Steve Bebb, district attorney for Bradley, McMinn, Monroe and Polk counties, resigned today — two months before the end of his term and not a moment too soon. He faced multiple allegations of misusing his office and had been investigated by the TBI and by the Senate Judiciary Committee, which I chair. His story shows the need for judicial reform in Tennessee.
Fortune Magazine recently ranked Tennessee third among U.S. states for public corruption. Having lived through the Tennessee Waltz scandal my first year in the Legislature, I believe it. Public corruption is a black eye on this state, and it is time to make serious changes to the law to address it.
Allegations of misconduct by Bebb were first raised in the Chattanooga Times Free Press newspaper in August 2012. They included threatening prosecution for coercive purposes, personal use of office vehicles and funds, and failure to prosecute law enforcement officers.
In March 2013 the Tennessee attorney general issued a report in which he declined to prosecute Bebb. The Senate Judiciary Committee immediately opened its own investigation of Bebb.

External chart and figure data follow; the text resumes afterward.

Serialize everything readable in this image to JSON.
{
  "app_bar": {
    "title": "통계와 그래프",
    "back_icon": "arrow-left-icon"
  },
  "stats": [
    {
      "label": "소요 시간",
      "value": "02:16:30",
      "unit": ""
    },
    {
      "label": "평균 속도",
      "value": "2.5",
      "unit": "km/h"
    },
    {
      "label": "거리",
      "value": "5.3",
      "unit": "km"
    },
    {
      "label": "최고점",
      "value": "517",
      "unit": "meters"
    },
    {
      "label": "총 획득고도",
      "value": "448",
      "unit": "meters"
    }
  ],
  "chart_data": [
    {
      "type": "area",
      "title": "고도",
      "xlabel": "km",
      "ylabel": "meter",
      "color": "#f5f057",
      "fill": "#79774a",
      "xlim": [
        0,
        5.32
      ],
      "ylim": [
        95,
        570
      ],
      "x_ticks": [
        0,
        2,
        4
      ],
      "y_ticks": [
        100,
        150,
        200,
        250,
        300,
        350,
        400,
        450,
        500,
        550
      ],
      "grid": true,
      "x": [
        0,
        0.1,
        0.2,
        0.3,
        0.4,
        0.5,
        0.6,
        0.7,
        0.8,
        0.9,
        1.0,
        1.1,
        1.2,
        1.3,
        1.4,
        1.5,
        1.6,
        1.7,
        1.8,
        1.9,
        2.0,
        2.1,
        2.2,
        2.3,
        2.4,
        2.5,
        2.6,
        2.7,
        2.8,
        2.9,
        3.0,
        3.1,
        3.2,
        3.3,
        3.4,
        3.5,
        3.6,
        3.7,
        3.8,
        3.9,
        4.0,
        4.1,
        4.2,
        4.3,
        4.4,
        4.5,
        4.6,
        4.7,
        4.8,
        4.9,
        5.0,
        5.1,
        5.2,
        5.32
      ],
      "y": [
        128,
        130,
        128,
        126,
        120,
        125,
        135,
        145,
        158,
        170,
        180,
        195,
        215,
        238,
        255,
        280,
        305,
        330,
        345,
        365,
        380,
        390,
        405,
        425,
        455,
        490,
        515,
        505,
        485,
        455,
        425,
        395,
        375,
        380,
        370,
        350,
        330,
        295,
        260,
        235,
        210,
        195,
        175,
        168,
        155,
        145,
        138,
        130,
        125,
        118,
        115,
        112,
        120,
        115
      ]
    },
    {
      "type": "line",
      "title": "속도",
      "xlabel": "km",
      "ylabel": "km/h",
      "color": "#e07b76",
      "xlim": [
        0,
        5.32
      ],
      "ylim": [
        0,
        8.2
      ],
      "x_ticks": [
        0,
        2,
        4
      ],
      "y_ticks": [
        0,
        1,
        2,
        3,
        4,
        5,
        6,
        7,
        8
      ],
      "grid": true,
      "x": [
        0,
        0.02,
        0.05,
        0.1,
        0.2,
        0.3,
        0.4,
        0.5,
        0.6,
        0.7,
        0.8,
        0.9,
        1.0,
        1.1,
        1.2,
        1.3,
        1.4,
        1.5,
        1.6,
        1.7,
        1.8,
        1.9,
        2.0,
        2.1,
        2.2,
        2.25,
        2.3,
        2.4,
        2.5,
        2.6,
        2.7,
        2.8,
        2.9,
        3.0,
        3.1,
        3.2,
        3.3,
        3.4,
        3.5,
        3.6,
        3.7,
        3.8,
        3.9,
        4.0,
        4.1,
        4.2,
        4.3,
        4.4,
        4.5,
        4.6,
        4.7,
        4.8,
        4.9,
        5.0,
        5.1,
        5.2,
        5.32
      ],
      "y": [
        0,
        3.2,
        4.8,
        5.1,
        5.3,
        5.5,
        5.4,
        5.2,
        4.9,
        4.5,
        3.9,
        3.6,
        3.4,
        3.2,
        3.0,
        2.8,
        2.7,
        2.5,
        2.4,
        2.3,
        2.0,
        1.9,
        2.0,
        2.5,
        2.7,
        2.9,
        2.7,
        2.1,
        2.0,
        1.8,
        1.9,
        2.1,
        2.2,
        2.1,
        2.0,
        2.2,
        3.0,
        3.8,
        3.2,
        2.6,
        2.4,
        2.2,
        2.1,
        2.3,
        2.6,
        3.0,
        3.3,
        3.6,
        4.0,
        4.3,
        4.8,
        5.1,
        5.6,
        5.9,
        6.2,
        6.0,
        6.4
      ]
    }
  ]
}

The only remedy available to the Legislature was removal from office, and the investigative resources of the Legislature are limited compared to those of the attorney general. In July 2013, I filed a complaint against Bebb with the Tennessee Board of Professional Responsibility, which has oversight of the ethical behavior of attorneys and a wide range of disciplinary remedies.
My complaint reported Bebb's possible use of criminal prosecution to coerce an outcome in a civil trial. Allegedly, a husband had recorded conversations of his wife in an effort to discover evidence of infidelity. According to the attorney general report, Bebb threatened the husband with prosecution for wiretapping unless he agreed to give his wife joint custody of their children in their civil divorce lawsuit. When the husband declined, Bebb prosecuted him but later expunged the case when the husband agreed to joint custody. If true, those actions would be a clear violation of the legal ethical rules.
Bebb denied the charges to the BPR. I responded that his denial was in direct contradiction to an earlier written statement he had made. Just three weeks later, the BPR, which is appointed by and answerable to the state Supreme Court, dismissed my complaint. Much to my surprise and chagrin, it did not even bother to ask to see the statement Bebb had made.
Clearly, the mechanisms we have in place for disciplining corruption and unethical behavior in Tennessee are not working. I recommend two specific reforms: 1) give the attorney general the power to prosecute all cases of public corruption, and 2) change how we select the attorney general.
Currently, only district attorneys can bring charges of public corruption against elected officials. These local prosecutors are often too close with their local elected officials or simply not politically powerful enough to prosecute officials in high offices.
If given this power, the attorney general must be held accountable for his action or inaction. The current attorney general had the authority to prosecute Bebb but chose not to do so. He was selected by and answers only to the state Supreme Court. Tennessee is the only state in the nation which selects the attorney general this way. Forty-two states elect their attorneys general, and seven states use elected officials to appoint him.
Until Tennessee makes these two changes, it should expect more remedies along the lines of Steve Bebb's: a two-month-early retirement with full benefits.
Tennessee state Sen. Brian Kelsey, R-Germantown, serves as chairman of the Senate Judiciary Committee.